MaPrimeRénov' and 2026 grants in the financing plan
In 2026, the MaPrimeRénov' system favors “large-scale renovation”, accessible to all income levels and up to €32,000.
Operation: The system finances part of the work allowing a gain in at least two energy classes (e.g.: going from F to C). The amount of assistance is calculated as a percentage of the amount of work (excluding taxes), capped according to your income.
Advantage: These grants reduce the net cost of your project. They can be considered by the bank as a “deferred contribution”, sometimes making it easier to obtain the main credit.
Disadvantage: The payment of the bonus takes place thereafter the end of the work and the payment of invoices.

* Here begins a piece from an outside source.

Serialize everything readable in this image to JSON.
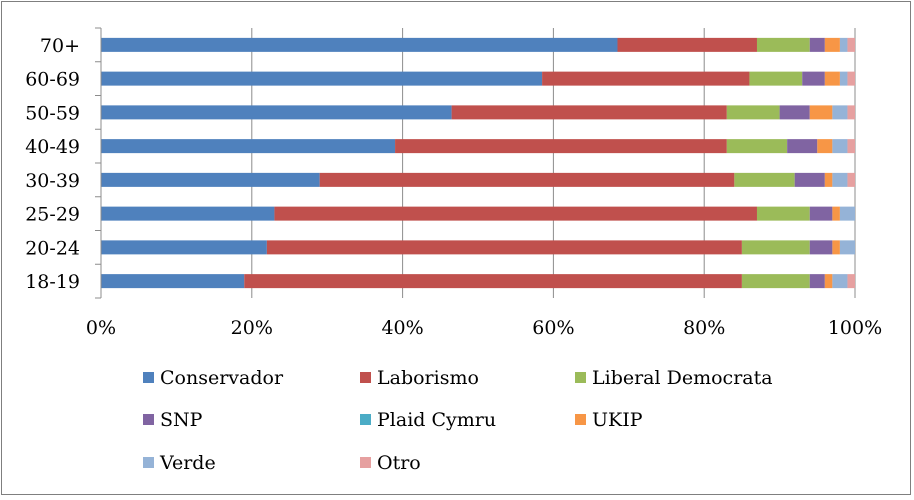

You must therefore advance the cash flow (via a bridge loan or savings) while waiting for the reimbursement of the State.
NOTE
The MaPrimeRénov’ application portal is temporarily suspended following the government’s inability to approve the 2026 budget by the end of December 2025. While new applications cannot currently be submitted, you can prepare your renovation project to be ready once the portal reopens.
Conclusion
Buy before you sell is a demanding strategy but it is still entirely feasible. This is sometimes the only way to give life to a tailor-made home without sacrificing its quality of life during the transition phase.
Whether you opt for the fluidity of a backed bridge loan, the contractual intelligence of long-term selling or the security of porting, the key lies in rigorous preparation and a lucid financial calibration.
Turn to Maison Kyka for support in the preparation and execution of your real estate project.